I haven't had any desire to play vanilla servers, so the whole episode regarding Nostalrius and pristine servers didn't really pique my interest. But it looks like that has helped put the spotlight on what is now a terrible levelling experience, so I'm glad people are fighting for it, and hopefully some good can come from it on the live servers.

Whether you like levelling now or not, it was where so many of us first fell in love with the game. When introducing a new player to the game now, you have to make so many excuses for it, with the promise of it getting better once you reach the current expansion. Blizzard appeared to focus on the boosted experience, but WoD did not deliver enough to justify it. The same player base won't keep playing the game forever, it has to get new blood to persist, and it is hard to see a new generation of players coming through and falling in love with what exists post boost, or the mess that exists before it.

Watcher summed it up well when he said that the pacing is off, that you spend more time running around than anything else. The XP nerfs and bonuses are both a blessing and a curse; if you want to get to end game asap, levelling is an obstacle and the reduced XP makes it quick, but it is also a large part of what makes levelling so bad. Most people that want to level quickly will spam queue dungeons, where (particularly before Cataclysm) they are so easy they can just be rushed through, requiring no coordination or communication - it's just a power grind. If you don't take this path, you'll find a disjointed mess of zones that are outlevelled after a handful of quests, story arcs that never get finished as you are moved on quickly, time travelling back and forth as you traverse expansions, the rewards are mediocre to non-existent, and the whole experience is lonely and unchallenging. On one character I levelled from 85 to 90 in the first half of The Jade Forest, after which I discovered I was still wearing vanilla gear in a number of slots, including white ilvl ~30 boots.

There is so much once-great content in the old world that could continue to be enjoyed by players, with a little love. This extends to old dungeons and raids. I have long held the opinion that allowing old instances to become completely trivial is not a positive thing. I am not flatly against the idea of dungeons and raids becoming soloable, but bosses should not fall over before they can even complete their pull emote. All the effort that went into making a cool boss fight, the mechanics, animations and effects, voice acting, everything goes to waste. You cannot experience them again, just like you cannot experience the levelling zones like you did in the past.  It is no wonder people want vanilla servers.
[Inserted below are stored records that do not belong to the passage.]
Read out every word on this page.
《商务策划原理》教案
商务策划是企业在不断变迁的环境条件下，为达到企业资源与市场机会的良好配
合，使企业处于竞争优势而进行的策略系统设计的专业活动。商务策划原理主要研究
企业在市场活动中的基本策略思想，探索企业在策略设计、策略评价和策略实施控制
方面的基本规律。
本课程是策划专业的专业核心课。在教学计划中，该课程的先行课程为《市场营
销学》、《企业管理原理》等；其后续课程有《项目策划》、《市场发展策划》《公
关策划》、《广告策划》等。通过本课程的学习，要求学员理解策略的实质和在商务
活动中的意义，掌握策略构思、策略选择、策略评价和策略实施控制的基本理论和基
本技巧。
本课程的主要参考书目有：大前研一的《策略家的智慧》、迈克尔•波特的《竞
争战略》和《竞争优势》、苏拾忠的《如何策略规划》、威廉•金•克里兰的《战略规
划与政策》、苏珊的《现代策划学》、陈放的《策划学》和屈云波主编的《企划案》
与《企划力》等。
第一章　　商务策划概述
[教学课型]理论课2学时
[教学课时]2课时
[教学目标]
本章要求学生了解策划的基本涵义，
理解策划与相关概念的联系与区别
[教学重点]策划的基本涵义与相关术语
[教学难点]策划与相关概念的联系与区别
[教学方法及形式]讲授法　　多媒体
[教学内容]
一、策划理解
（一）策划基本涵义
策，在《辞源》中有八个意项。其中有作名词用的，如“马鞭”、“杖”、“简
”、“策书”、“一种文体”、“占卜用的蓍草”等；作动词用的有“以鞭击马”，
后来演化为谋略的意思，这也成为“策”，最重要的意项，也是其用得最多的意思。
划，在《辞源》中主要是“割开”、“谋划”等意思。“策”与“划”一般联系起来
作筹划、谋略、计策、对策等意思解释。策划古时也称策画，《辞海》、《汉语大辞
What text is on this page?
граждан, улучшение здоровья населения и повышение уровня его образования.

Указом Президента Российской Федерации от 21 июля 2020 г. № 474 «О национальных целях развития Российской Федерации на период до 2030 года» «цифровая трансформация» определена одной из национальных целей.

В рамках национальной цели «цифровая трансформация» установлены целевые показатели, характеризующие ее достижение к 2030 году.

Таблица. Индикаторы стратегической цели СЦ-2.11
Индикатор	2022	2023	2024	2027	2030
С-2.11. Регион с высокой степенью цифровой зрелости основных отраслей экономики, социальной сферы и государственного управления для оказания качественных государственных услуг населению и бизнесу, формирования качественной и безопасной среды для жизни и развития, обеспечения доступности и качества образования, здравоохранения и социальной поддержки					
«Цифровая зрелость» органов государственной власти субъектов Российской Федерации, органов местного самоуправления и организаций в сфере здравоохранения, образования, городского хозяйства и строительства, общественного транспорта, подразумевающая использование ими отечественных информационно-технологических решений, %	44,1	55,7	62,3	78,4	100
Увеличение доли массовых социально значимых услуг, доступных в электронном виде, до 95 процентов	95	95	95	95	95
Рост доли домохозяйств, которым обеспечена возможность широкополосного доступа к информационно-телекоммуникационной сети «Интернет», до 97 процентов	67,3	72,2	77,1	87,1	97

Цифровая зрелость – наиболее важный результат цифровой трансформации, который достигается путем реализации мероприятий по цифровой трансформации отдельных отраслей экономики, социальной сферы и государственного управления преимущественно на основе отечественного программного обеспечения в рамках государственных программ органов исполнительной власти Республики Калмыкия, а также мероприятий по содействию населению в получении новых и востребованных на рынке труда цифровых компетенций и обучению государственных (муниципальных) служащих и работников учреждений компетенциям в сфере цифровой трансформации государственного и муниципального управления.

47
Timewalking dungeons have provided a glimpse of what could be possible, to experience at least some semblance of the original encounters, and the zone scaling in Legion also shows promise. If these could be expanded game-wide in some fashion, it would go a long way to improving the dormant parts of the game. I am looking forward to seeing what they come up with.

I personally wonder whether there could be a tradeoff for using XP boosts. For example, heirloom pieces could either have strong stats, OR have XP bonuses. Perhaps if the amount of XP required was returned to old levels, you could make a deal with a goblin to sacrifice all of your non-XP quest rewards for an XP multiplier. Not really a punishment for the first 60-70 levels, but again, rewards could be tweaked. In the days of 10 million gold cap, a handful of silver for low level quest completion could probably be bumped up a bit.

I also think that if you want to power level through dungeons that's fine, dungeons could even have increased XP over questing... if they were challenging. That would go hand in hand with a foundation concept of MMOs, grouping up with others to defeat difficult objectives for better rewards. Perhaps as a start, heirlooms should not scale beyond an instance's base level. For example, if you can queue for RFD at 40, heirlooms should function as if you were level 40 in that instance, regardless of your actual level.